A selection of the many different map styles currently in use in downtown San Jose.
Images compiled by City ID.
Top, left to right: San Jose Redevelopment Authority’s Downtown Walking Map; San Jose Downtown Association’s Dining Guide; and transit map.
Bottom, left to right: San Jose Downtown Association's map; San Jose Department of Transportation's Bikeways Map; and San Jose Parks, Recreation and Neighborhood Services' Citywide Trail Map.
But it doesn’t have to be this way. The system that City ID will propose aims to visually connect the city in a way that promotes a shared sense of identity and place. Mobile applications, kiosks, signs and maps will work together to reveal and strengthen a recognizable and authentic identity for downtown San Jose that will continue to evolve over time.
In the coming months, City ID will further develop the information and visual products that will make up a holistic wayfinding system for downtown San Jose. When it takes shape, downtown’s assets and attractions will become highly visible. But San Jose can’t do it alone.

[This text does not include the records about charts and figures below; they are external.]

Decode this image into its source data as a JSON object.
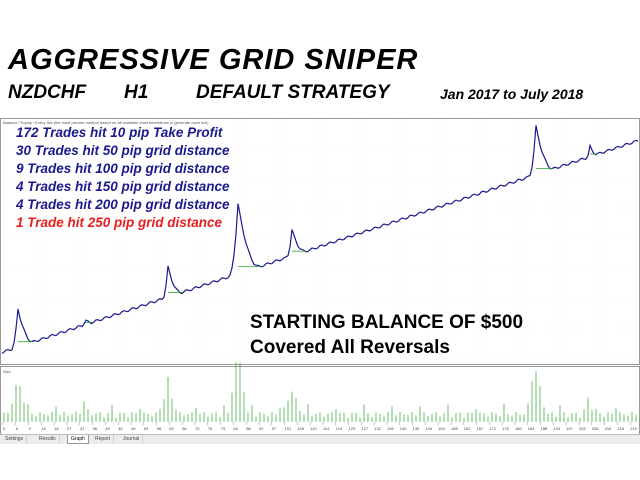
{
  "header": {
    "title": "AGGRESSIVE GRID SNIPER",
    "pair": "NZDCHF",
    "timeframe": "H1",
    "strategy": "DEFAULT STRATEGY",
    "period": "Jan 2017 to July 2018"
  },
  "chart": {
    "legend_text": "Balance / Equity / Every tick (the most precise method based on all available least timeframes to generate each tick)",
    "volume_label": "Size",
    "balance_color": "#1a1a8c",
    "equity_color": "#2ca02c",
    "volume_color": "#2ca02c"
  },
  "stats": [
    {
      "text": "172 Trades hit 10 pip Take Profit",
      "color": "#1a1a8c"
    },
    {
      "text": "30 Trades hit 50 pip grid distance",
      "color": "#1a1a8c"
    },
    {
      "text": "9 Trades hit 100 pip grid distance",
      "color": "#1a1a8c"
    },
    {
      "text": "4 Trades hit 150 pip grid distance",
      "color": "#1a1a8c"
    },
    {
      "text": "4 Trades hit 200 pip grid distance",
      "color": "#1a1a8c"
    },
    {
      "text": "1 Trade hit 250 pip grid distance",
      "color": "#e61e1e"
    }
  ],
  "annotation": {
    "line1": "STARTING BALANCE OF $500",
    "line2": "Covered All Reversals"
  },
  "x_ticks": [
    "0",
    "8",
    "9",
    "16",
    "18",
    "27",
    "31",
    "36",
    "40",
    "45",
    "49",
    "53",
    "58",
    "62",
    "66",
    "70",
    "75",
    "79",
    "84",
    "88",
    "92",
    "97",
    "101",
    "105",
    "110",
    "114",
    "119",
    "123",
    "127",
    "132",
    "136",
    "140",
    "145",
    "149",
    "154",
    "158",
    "162",
    "167",
    "171",
    "175",
    "180",
    "184",
    "188",
    "193",
    "197",
    "202",
    "206",
    "210",
    "215",
    "219"
  ],
  "tabs": [
    {
      "label": "Settings",
      "active": false
    },
    {
      "label": "Results",
      "active": false
    },
    {
      "label": "Graph",
      "active": true
    },
    {
      "label": "Report",
      "active": false
    },
    {
      "label": "Journal",
      "active": false
    }
  ]
}
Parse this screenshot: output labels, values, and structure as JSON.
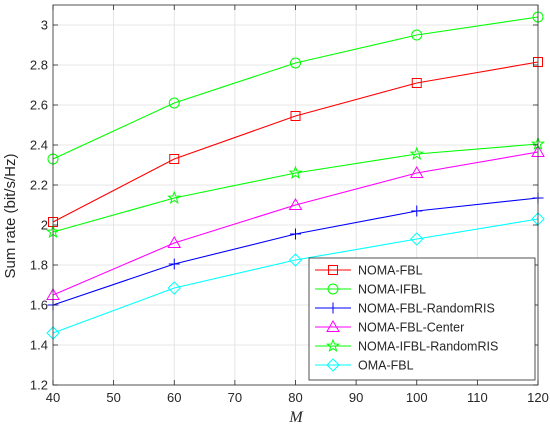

Funding for the implementation of wayfinding is fragmented and requires careful planning. For example, the Santa Clara Valley Transportation Authority (VTA) has its own service map, as does Caltrain — and there are no regional standards for transit maps. To compound these challenges, transit agencies receive limited and sporadic funding for marketing materials. For a seamless journey, City ID’s ideas will need to be adopted by a number of partners, including the City of San Jose, VTA, the Metropolitan Transportation Commission and other transit operators in San Jose. Based on the design workshops held at SPUR’s San Jose office two weeks ago, it seems that City ID’s recommendations for greater transportation harmony have been well received by potential partners and there is broad support for working together to improve the experience of San Jose. The design team will be back in November to present further recommendations on program development.